I think we've made our stance on YouTube prank culture known (tear it apart brick by terrible brick). Unfortunately, prank culture, like a snake eating its own tail, will probably never end.
So you know how 1.4 million women in Britain suffered some form of domestic violence last year? Apparently that kind of statistic (which is widely available in the public domain) isn't going to stop YouTube user Trollstation from highjacking an anti-domestic violence rally with their wildly inappropriate "social experiment".
Trollstation, who call themselves a "prank crew" (yikes), have uploaded a video of themselves attacking a woman (later we learn that she is an actress in on the prank) at the Million Women Rise march in London. The video is entitled "Woman Goes Wild At A Feminist Rally" and I think our civilization is officially in decline.

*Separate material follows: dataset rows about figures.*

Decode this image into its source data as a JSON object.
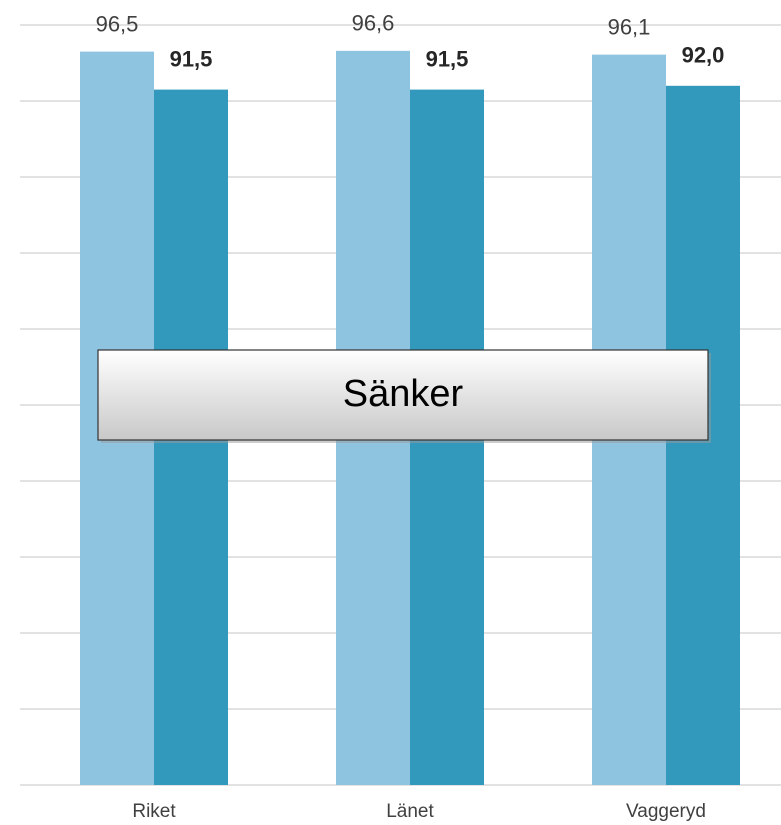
{
  "chart_data": {
    "type": "bar",
    "categories": [
      "Riket",
      "Länet",
      "Vaggeryd"
    ],
    "series": [
      {
        "color": "#8fc4e1",
        "values": [
          96.5,
          96.6,
          96.1
        ],
        "value_labels": [
          "96,5",
          "96,6",
          "96,1"
        ]
      },
      {
        "color": "#3399bc",
        "values": [
          91.5,
          91.5,
          92.0
        ],
        "value_labels": [
          "91,5",
          "91,5",
          "92,0"
        ]
      }
    ],
    "ylim": [
      0,
      100
    ],
    "yticks": [
      0,
      10,
      20,
      30,
      40,
      50,
      60,
      70,
      80,
      90,
      100
    ],
    "grid": true,
    "annotation": "Sänker"
  }
}
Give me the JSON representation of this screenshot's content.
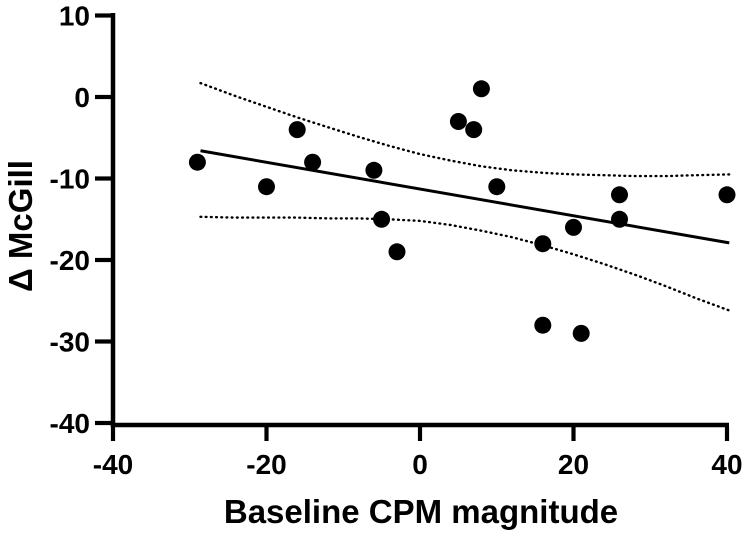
{
  "chart_data": {
    "type": "scatter",
    "title": "",
    "xlabel": "Baseline CPM magnitude",
    "ylabel": "Δ McGill",
    "xlim": [
      -40,
      40
    ],
    "ylim": [
      -40,
      10
    ],
    "x_ticks": [
      "-40",
      "-20",
      "0",
      "20",
      "40"
    ],
    "x_tick_values": [
      -40,
      -20,
      0,
      20,
      40
    ],
    "y_ticks": [
      "10",
      "0",
      "-10",
      "-20",
      "-30",
      "-40"
    ],
    "y_tick_values": [
      10,
      0,
      -10,
      -20,
      -30,
      -40
    ],
    "grid": false,
    "legend": "none",
    "points": [
      [
        -29,
        -8
      ],
      [
        -20,
        -11
      ],
      [
        -16,
        -4
      ],
      [
        -14,
        -8
      ],
      [
        -6,
        -9
      ],
      [
        -5,
        -15
      ],
      [
        -3,
        -19
      ],
      [
        5,
        -3
      ],
      [
        7,
        -4
      ],
      [
        8,
        1
      ],
      [
        10,
        -11
      ],
      [
        16,
        -18
      ],
      [
        16,
        -28
      ],
      [
        20,
        -16
      ],
      [
        21,
        -29
      ],
      [
        26,
        -12
      ],
      [
        26,
        -15
      ],
      [
        40,
        -12
      ]
    ],
    "regression_line": {
      "x1": -28.6,
      "y1": -6.6,
      "x2": 40.3,
      "y2": -17.9
    },
    "ci_upper": [
      [
        -28.6,
        1.7
      ],
      [
        -24,
        0.1
      ],
      [
        -20,
        -1.2
      ],
      [
        -16,
        -2.5
      ],
      [
        -12,
        -3.7
      ],
      [
        -8,
        -4.9
      ],
      [
        -4,
        -6.0
      ],
      [
        0,
        -7.0
      ],
      [
        4,
        -7.8
      ],
      [
        8,
        -8.5
      ],
      [
        12,
        -9.0
      ],
      [
        16,
        -9.3
      ],
      [
        20,
        -9.5
      ],
      [
        24,
        -9.6
      ],
      [
        28,
        -9.7
      ],
      [
        32,
        -9.7
      ],
      [
        36,
        -9.6
      ],
      [
        40.3,
        -9.5
      ]
    ],
    "ci_lower": [
      [
        -28.6,
        -14.7
      ],
      [
        -24,
        -14.8
      ],
      [
        -20,
        -14.8
      ],
      [
        -16,
        -14.8
      ],
      [
        -12,
        -14.9
      ],
      [
        -8,
        -14.9
      ],
      [
        -4,
        -15.0
      ],
      [
        0,
        -15.2
      ],
      [
        4,
        -15.7
      ],
      [
        8,
        -16.4
      ],
      [
        12,
        -17.2
      ],
      [
        16,
        -18.2
      ],
      [
        20,
        -19.3
      ],
      [
        24,
        -20.5
      ],
      [
        28,
        -21.8
      ],
      [
        32,
        -23.2
      ],
      [
        36,
        -24.7
      ],
      [
        40.3,
        -26.2
      ]
    ],
    "colors": {
      "points": "#000000",
      "regression_line": "#000000",
      "ci_band": "#000000",
      "axis": "#000000",
      "background": "#ffffff"
    },
    "point_radius_px": 8.5
  }
}
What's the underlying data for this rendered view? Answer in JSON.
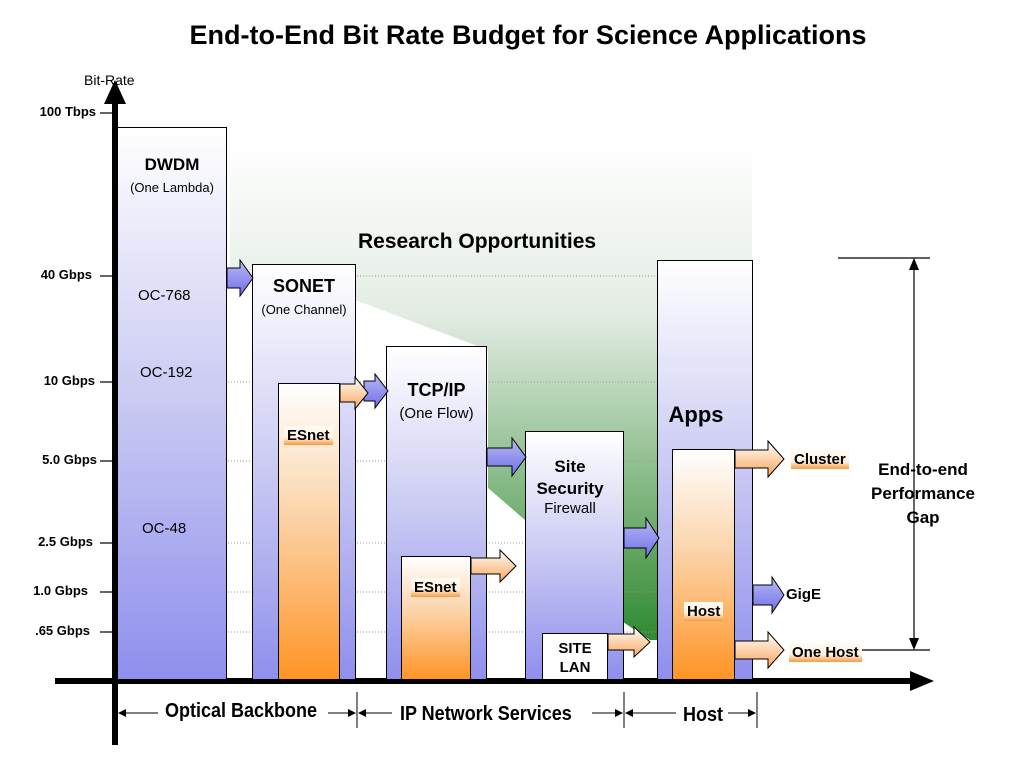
{
  "title": "End-to-End Bit Rate Budget for Science Applications",
  "y_axis_label": "Bit-Rate",
  "rate_ticks": [
    "100 Tbps",
    "40 Gbps",
    "10 Gbps",
    "5.0 Gbps",
    "2.5 Gbps",
    "1.0 Gbps",
    ".65 Gbps"
  ],
  "dwdm": {
    "title": "DWDM",
    "subtitle": "(One Lambda)",
    "oc768": "OC-768",
    "oc192": "OC-192",
    "oc48": "OC-48"
  },
  "sonet": {
    "title": "SONET",
    "subtitle": "(One Channel)",
    "esnet": "ESnet"
  },
  "tcpip": {
    "title": "TCP/IP",
    "subtitle": "(One Flow)",
    "esnet": "ESnet"
  },
  "site": {
    "title_line1": "Site",
    "title_line2": "Security",
    "subtitle": "Firewall",
    "lan_line1": "SITE",
    "lan_line2": "LAN"
  },
  "apps": {
    "title": "Apps",
    "host": "Host"
  },
  "research_label": "Research Opportunities",
  "outputs": {
    "cluster": "Cluster",
    "gige": "GigE",
    "one_host": "One Host"
  },
  "gap": {
    "line1": "End-to-end",
    "line2": "Performance",
    "line3": "Gap"
  },
  "segments": {
    "optical": "Optical Backbone",
    "ip": "IP Network Services",
    "host": "Host"
  },
  "colors": {
    "blue_fill": "#8f8fee",
    "orange_fill": "#ff9426",
    "green_region": "#2f8a2f"
  }
}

Right, so just so we're on the same page. This YouTube "prank crew" has intentionally sought out a crowd at a rally for survivors of domestic abuse and their allies and executed a prank where the objective was to simulate a horrible attack on a woman.
The problem with these so-called "social experiments" is that they're not social experiments. There is no nuance, strategy, analysis, or research involved in this. You have, quite literally just bottled a woman. There is nothing experimental about pretending to hurt someone.
Why. Are. You. Like. This.
Domestic violence campaigners have called the "social experiment" "revolting". Which, I mean, yeah.
The comment section of the video is full of misogynistic comments but I don't suppose you would attract any other sort of audience when your content is literally you bottling a woman. Perhaps that is why women still suffer this type of trauma. Because of mainstream content that trivializes their experiences by turning domestic violence into a comedy.
The Trollstation crew are currently raising money through an Indiegogo account. Presumably to buy more bottles.
Congrats on the content, guys. Perhaps next you can socially experiment with doing something actually worthwhile.